Infinite Infant
by Charles D.J. Deppner
2001 Inner-Space Odysseys
Children are resilient. They’re built to survive. The term “bouncing baby” is more than a myth. The bodies of small children freeze entirely at a faster rate, thus increasing their chances of resuscitation. And only the resilience of a child can still manage to love a parent even when they’ve been abused physically, verbally, and/or otherwise.
A child’s survival instincts grant them an ability to see the world with an enviable purity. It is only as adults that we are plagued with indecision,inhibition, guilt, politics, and a foreboding sense of mortality.

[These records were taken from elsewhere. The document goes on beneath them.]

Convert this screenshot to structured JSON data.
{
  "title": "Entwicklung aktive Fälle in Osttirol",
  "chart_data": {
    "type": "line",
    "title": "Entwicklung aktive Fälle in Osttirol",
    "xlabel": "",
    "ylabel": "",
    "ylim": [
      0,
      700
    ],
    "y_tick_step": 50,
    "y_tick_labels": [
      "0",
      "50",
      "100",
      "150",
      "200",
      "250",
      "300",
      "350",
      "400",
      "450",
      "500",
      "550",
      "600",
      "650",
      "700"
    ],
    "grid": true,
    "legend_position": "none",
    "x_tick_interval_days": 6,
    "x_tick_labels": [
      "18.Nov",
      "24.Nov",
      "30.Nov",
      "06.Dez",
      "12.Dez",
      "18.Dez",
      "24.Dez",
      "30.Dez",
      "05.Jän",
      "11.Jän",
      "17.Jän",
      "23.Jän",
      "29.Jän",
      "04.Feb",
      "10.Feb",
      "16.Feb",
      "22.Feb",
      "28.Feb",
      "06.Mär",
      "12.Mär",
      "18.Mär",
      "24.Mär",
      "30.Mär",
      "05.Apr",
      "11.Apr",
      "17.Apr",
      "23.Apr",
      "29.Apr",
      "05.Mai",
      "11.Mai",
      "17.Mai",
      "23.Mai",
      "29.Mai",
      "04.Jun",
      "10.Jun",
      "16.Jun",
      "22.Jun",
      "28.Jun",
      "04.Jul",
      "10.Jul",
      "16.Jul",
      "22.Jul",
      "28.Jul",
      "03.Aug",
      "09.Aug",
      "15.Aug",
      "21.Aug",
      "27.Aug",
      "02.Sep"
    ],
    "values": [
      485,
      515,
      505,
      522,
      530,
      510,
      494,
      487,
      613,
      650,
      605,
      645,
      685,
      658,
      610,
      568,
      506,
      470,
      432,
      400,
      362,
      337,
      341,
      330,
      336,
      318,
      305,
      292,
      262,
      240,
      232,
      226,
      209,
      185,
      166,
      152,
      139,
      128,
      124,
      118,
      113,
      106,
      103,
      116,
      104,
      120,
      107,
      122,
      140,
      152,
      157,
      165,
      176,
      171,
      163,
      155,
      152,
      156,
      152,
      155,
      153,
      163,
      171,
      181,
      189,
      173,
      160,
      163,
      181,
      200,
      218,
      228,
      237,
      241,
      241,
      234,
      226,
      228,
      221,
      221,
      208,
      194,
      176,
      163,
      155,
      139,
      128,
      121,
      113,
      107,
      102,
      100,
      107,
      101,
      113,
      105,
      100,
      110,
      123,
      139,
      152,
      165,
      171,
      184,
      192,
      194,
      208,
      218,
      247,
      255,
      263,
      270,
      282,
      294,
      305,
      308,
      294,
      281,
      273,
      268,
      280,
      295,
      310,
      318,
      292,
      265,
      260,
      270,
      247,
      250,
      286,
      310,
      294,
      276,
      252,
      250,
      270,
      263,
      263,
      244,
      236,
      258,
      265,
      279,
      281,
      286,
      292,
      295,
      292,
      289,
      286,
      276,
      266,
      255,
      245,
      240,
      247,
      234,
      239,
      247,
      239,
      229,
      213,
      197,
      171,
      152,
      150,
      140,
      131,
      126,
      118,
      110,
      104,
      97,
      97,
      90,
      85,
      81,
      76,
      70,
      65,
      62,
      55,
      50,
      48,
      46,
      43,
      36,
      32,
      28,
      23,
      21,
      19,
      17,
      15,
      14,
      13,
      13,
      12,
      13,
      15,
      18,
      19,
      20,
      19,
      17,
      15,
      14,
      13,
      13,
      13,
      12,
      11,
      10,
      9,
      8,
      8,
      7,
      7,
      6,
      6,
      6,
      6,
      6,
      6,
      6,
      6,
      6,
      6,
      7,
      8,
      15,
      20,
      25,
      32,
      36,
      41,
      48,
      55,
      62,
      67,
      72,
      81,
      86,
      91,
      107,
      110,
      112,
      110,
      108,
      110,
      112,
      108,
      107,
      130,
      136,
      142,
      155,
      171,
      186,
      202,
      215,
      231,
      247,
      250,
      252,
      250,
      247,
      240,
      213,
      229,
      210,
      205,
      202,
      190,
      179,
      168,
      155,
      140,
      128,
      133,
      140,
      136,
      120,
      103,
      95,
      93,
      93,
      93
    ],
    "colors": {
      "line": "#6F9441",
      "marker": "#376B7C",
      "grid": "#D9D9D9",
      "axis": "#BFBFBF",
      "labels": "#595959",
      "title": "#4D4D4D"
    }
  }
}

The irony being that it is when our bodies are most vulnerable that our thoughts are most pure, and once our bodies acquire a sense of coordination and control,it’s our minds which become bogged down in clutter.
It is certainly no wonder so many religious beliefs center around the rite of being “reborn,” granting the true believer with the ability to reformat their capacity to see things in a simplistic, binary, and childlike (vs. childish) manner: right and wrong, good and evil, fair and unfair. (This can even be translated in a new agist direction with beliefs in offworldly, small, rotund-headed aliens.)
People constantly seek out means to be “born again” and regain the ability to rise above the chaos of their consciousness and see the world again anew.